Matthaios Santamouris
Languages: English | Pages: 1 pp
Bibliographic info:
36th AIVC Conference " Effective ventilation in high performance buildings", Madrid, Spain, 23-24 September 2015.

Local climate change and in particular, the urban heat island, is the more documented phenomenon of climate change. It deals with the development of higher ambient temperatures in the dense areas of cities suffering from high anthropogenic heat release, compared to the temperature of the surrounding suburban or rural areas. Actually, there are available measurements for about 400 cities around the world. Heat island exists at any latitude and may be present during the day or night period, depending on the local thermal balance. The average magnitude of the phenomenon varies between 3 to 6 K, while much higher values are reported in many cities.
The urban heat island has a very serious impact on the energy consumption of building during the summer period while it increases the peak electricity demand spend by buildings. In parallel, it has a serious impact on the environmental quality of the indoor and outdoor spaces, increases the concentration of harmful pollutants like the tropospheric ozone and has a serious impact on human health.
To counterbalance the impact of local climate change and urban heat island, specific mitigation techniques have been developed and proposed.
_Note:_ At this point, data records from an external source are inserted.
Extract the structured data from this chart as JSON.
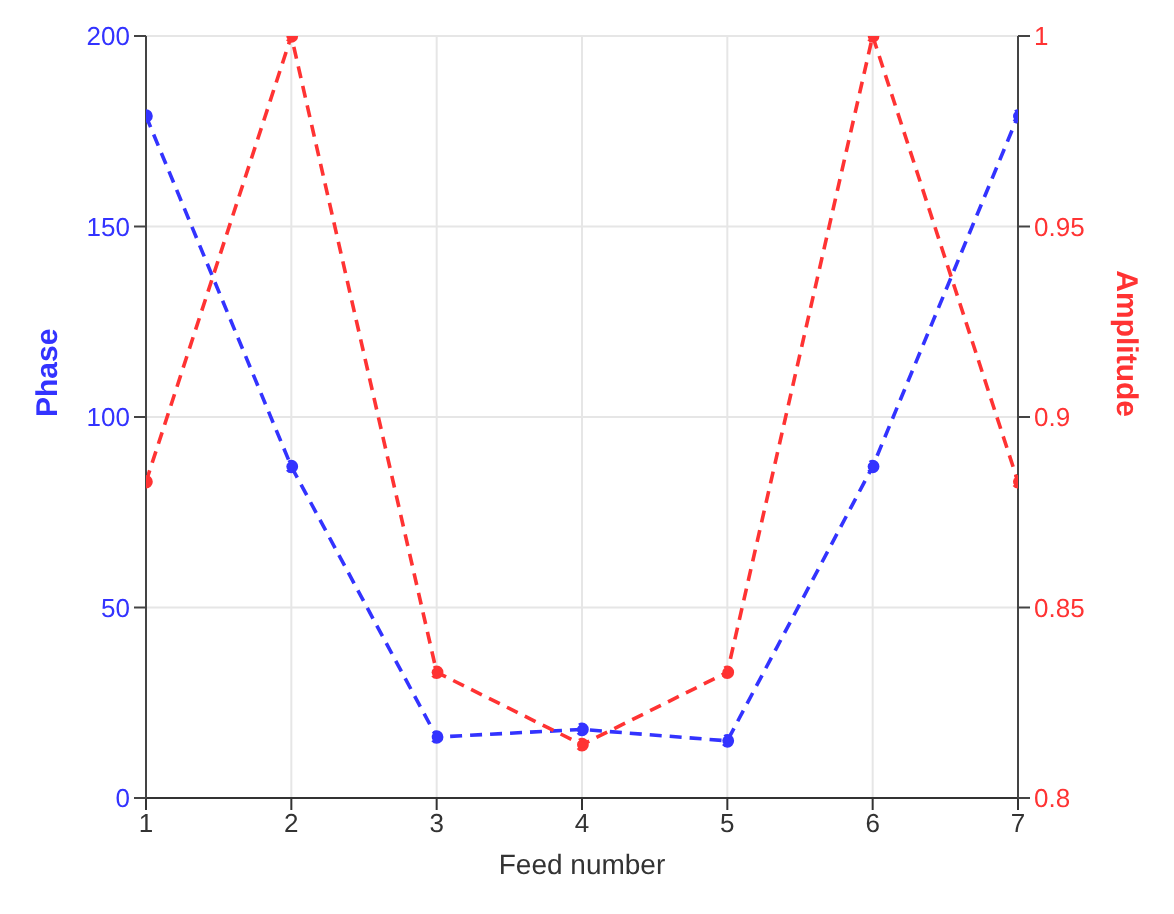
{
  "chart_data": {
    "type": "line",
    "xlabel": "Feed number",
    "ylabel": "Phase",
    "y2label": "Amplitude",
    "x": [
      1,
      2,
      3,
      4,
      5,
      6,
      7
    ],
    "series": [
      {
        "color": "#3333ff",
        "values": [
          179,
          87,
          16,
          18,
          15,
          87,
          179
        ]
      },
      {
        "color": "#ff3333",
        "axis": "y2",
        "values": [
          0.883,
          1,
          0.833,
          0.814,
          0.833,
          1,
          0.883
        ]
      }
    ],
    "xlim": [
      1,
      7
    ],
    "xticks": [
      1,
      2,
      3,
      4,
      5,
      6,
      7
    ],
    "ylim": [
      0,
      200
    ],
    "yticks": [
      0,
      50,
      100,
      150,
      200
    ],
    "y2lim": [
      0.8,
      1
    ],
    "y2ticks": [
      0.8,
      0.85,
      0.9,
      0.95,
      1
    ],
    "grid": true,
    "marker": "circle",
    "line_style": "dashed"
  }
}
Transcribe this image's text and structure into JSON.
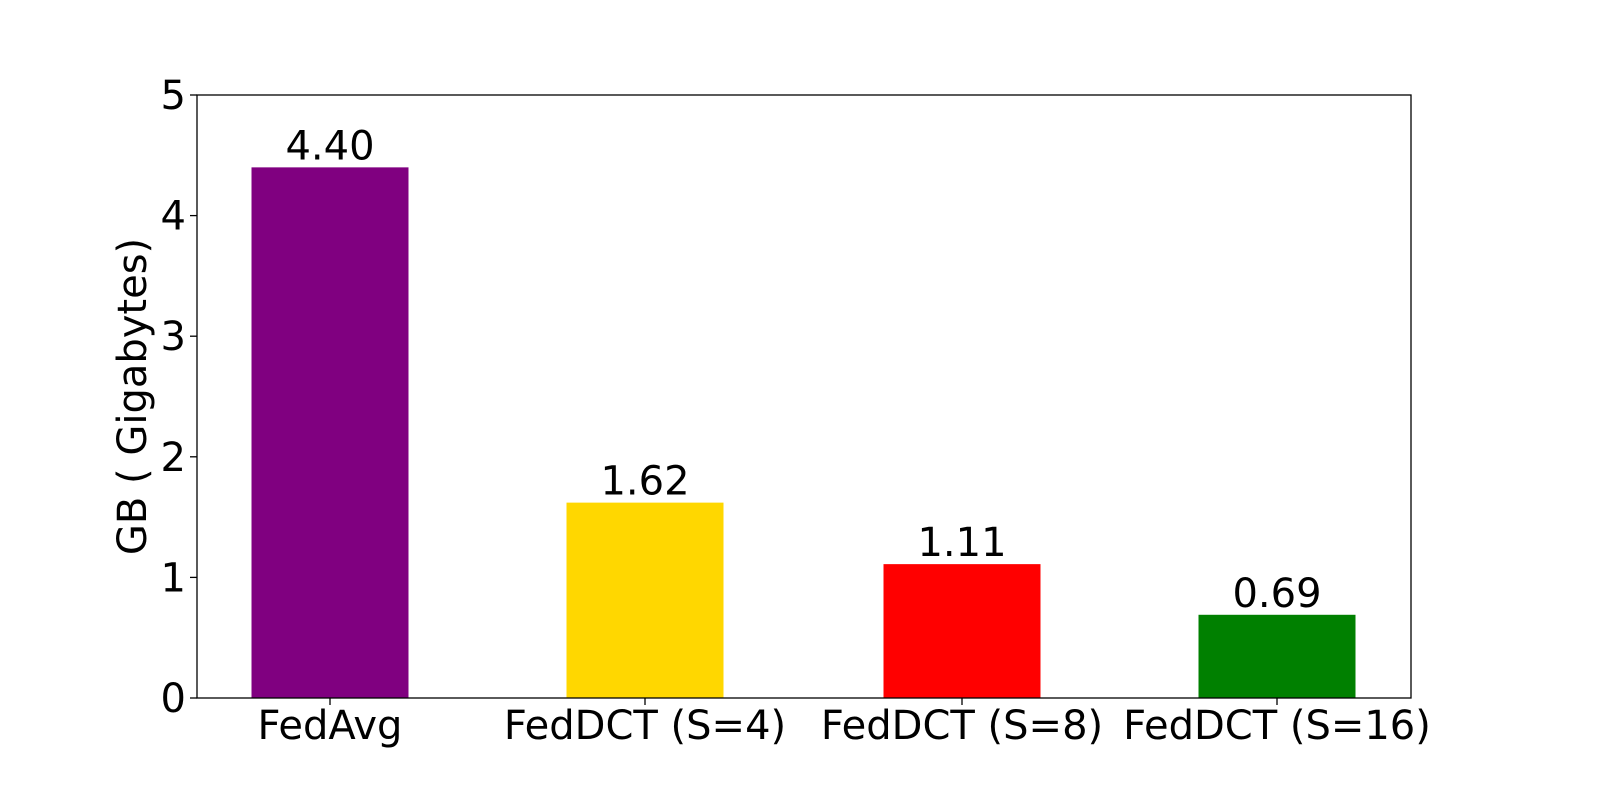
{
  "chart_data": {
    "type": "bar",
    "categories": [
      "FedAvg",
      "FedDCT (S=4)",
      "FedDCT (S=8)",
      "FedDCT (S=16)"
    ],
    "values": [
      4.4,
      1.62,
      1.11,
      0.69
    ],
    "value_labels": [
      "4.40",
      "1.62",
      "1.11",
      "0.69"
    ],
    "colors": [
      "#800080",
      "#FFD700",
      "#FF0000",
      "#008000"
    ],
    "title": "",
    "xlabel": "",
    "ylabel": "GB ( Gigabytes)",
    "ylim": [
      0,
      5
    ],
    "yticks": [
      0,
      1,
      2,
      3,
      4,
      5
    ],
    "ytick_labels": [
      "0",
      "1",
      "2",
      "3",
      "4",
      "5"
    ],
    "grid": false,
    "legend": "none"
  }
}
Mitigation techniques deal with the use of advanced materials that reflect the solar radiation and also emit highly infrared radiation, the use of additional green in open spaces like parks and street green and buildings like green roofs, the reduction of anthropogenic heat, the use of cool sinks that present a lower temperature than the atmosphere, etc.
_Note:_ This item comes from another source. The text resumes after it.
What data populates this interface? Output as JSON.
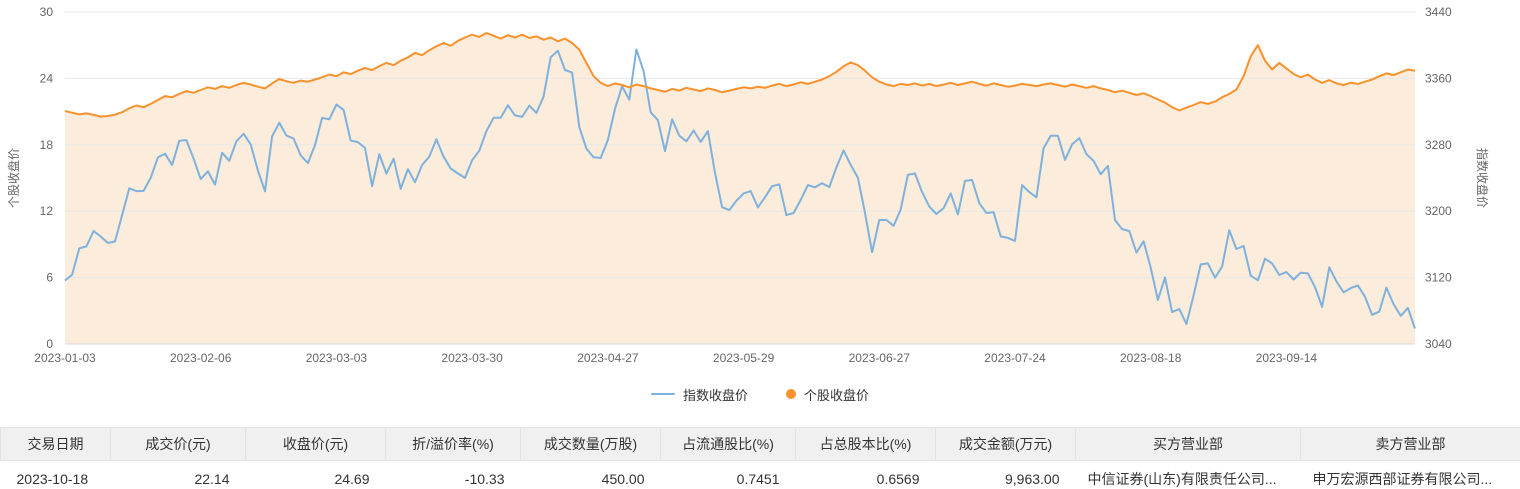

Several types of mitigation materials have been developed and are available in the market. Products may be clustered in different generations, according to their maturity and suitability to mitigate the urban heat phenomenon. The first generation involves all natural materials, the second highly reflective white materials, the third infrared reflective colour materials, the fourth nanotechnological PCM doped reflective materials and finally the fifth generation involves smart chromic materials that are able to change colour as a function of the environmental conditions.